Dana: We often hear the saying that we are limited by our senses. I believe the contrary is the case. If we shift our perspective more to the idea that we 'do' senses rather than 'have' them, we can start to notice that it is possible to play with them, to test them, and to train and hone them to perceive more and not less, to perceive differently. Taste then develops into an extraordinary journey which connects your brain, tongue, and guts with the soil and the sun, with your experiences and emotions to those of others, including the atmosphere of the place with the memory of a childhood event, etc. This appeals as much to a Riesling from the Rhineland, Germany where the craft of the winemaker transports the qualities of the mineral-rich slated soils into the wine as it does to the pork lard produced in marble trays in the Carrara region of Italy where the qualities from the marble dissolve some of the toxic properties of fat. Change the way you taste and you take part in changing the food system.
O'Brien: In your view, what are the current trends in food consciousness, and what are the major threats to people's health?
Dana: Without doubt, the demand for food produced sustainability is steadily growing. But there is quite a battle going on between those who exaggerate the monetary value of life and all those who reclaim control, transparency and justice over the food supply chain.
O'Brien: Here's a broad and complex question for you: How are food and taste practices linked politically, socially, economically and environmentally?

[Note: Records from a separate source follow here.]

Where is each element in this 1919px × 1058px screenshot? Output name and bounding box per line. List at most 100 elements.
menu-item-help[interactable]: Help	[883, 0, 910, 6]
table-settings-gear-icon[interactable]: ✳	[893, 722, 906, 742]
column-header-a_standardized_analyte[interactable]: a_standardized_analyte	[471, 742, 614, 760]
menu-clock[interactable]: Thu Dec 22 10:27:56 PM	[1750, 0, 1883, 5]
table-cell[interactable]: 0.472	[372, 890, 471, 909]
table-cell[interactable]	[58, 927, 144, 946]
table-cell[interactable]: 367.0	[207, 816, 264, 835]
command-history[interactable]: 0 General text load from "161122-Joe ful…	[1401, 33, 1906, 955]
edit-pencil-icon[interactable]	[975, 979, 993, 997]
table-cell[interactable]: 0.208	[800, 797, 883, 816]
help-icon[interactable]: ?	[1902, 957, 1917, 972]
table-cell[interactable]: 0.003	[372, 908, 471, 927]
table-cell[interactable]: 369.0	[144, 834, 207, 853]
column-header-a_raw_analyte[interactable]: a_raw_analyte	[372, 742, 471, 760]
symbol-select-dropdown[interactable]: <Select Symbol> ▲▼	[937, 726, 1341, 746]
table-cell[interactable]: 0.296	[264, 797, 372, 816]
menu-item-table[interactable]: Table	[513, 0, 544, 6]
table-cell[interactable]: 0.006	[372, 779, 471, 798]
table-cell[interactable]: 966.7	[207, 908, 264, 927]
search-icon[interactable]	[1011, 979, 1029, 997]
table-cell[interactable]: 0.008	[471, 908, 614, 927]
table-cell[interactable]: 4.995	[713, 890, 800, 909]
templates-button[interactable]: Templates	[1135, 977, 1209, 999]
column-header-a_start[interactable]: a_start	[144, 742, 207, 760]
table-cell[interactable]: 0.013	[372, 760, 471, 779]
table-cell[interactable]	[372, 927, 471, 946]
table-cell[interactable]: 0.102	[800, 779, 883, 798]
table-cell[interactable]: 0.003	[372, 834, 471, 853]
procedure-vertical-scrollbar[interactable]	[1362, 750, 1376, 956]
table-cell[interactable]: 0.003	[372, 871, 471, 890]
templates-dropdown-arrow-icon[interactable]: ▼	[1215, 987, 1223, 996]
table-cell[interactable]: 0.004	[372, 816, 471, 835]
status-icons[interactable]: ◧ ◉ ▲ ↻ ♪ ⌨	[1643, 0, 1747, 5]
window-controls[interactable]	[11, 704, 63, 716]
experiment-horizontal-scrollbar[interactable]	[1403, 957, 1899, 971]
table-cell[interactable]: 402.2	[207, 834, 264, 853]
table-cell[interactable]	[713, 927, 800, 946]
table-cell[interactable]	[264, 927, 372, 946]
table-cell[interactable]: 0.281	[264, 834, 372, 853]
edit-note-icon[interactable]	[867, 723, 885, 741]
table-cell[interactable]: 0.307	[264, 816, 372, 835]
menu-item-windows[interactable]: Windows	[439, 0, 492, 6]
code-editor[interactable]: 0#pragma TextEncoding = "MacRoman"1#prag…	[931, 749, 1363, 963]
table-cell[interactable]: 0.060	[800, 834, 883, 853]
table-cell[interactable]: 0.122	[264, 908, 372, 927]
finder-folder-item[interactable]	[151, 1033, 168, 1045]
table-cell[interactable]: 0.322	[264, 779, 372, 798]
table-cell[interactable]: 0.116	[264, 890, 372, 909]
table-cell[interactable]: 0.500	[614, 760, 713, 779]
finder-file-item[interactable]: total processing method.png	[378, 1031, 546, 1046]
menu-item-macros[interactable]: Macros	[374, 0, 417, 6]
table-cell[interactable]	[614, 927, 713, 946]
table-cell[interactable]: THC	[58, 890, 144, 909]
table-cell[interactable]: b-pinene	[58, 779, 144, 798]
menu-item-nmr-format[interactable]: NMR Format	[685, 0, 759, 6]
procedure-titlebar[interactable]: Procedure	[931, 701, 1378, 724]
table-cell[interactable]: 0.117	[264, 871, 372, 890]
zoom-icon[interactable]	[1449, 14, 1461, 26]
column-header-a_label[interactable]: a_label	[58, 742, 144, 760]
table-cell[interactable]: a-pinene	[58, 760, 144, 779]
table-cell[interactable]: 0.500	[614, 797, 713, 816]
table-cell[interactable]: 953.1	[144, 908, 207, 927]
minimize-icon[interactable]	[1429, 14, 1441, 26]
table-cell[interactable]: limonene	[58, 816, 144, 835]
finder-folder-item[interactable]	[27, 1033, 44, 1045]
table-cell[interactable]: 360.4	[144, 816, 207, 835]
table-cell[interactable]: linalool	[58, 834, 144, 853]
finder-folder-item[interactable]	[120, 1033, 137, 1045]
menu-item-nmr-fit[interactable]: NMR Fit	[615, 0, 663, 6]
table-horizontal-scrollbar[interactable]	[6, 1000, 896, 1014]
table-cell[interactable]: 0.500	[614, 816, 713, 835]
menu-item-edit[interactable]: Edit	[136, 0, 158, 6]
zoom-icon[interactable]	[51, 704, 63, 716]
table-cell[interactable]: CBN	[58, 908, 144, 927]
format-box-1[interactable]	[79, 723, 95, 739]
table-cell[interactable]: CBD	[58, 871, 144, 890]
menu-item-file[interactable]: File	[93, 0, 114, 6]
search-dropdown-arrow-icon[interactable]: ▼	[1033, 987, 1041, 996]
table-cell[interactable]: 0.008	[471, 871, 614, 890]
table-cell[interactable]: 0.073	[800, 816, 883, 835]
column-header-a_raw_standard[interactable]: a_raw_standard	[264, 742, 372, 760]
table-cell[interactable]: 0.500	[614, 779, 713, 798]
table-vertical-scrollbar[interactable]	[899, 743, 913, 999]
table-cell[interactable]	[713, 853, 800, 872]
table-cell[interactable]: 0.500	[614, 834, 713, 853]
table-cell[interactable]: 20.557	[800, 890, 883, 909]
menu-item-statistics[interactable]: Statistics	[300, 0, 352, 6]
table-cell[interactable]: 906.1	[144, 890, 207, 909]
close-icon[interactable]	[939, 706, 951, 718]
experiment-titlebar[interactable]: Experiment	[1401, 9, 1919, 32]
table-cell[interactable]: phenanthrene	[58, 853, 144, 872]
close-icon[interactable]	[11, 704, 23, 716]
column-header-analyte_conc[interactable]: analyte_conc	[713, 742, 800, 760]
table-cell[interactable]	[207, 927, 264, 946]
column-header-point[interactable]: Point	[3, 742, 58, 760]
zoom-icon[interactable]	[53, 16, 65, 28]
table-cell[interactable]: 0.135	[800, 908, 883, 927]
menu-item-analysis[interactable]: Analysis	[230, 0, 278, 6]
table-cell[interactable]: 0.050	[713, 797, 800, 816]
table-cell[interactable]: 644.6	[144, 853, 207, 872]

Dana: Well in a nutshell, these things are always interlinked. For instance, when talking about a Riesling wine from a small producer in the Rhineland it is probably good to think of how his work contributes to the well-being of his vineyard and the people who help make it and those who consume it. Given the environmental and economic tensions most of the world nowadays faces, awareness of the political struggles and implications of consuming and producing food is central into guiding us towards the practices that help create more sustainable ways of living.
O'Brien: This has been a very enlightening discussion, Dana, and I thank you for sharing your unique insights on a hot topic.
You know, the whole idea is not simply to judge what we taste and eat, but to keep an open mind regarding this subject. My role is to facilitate exchanges in knowledge, feelings, skills, etc., to help people create a space for imaging how we wish to live upon our Earth.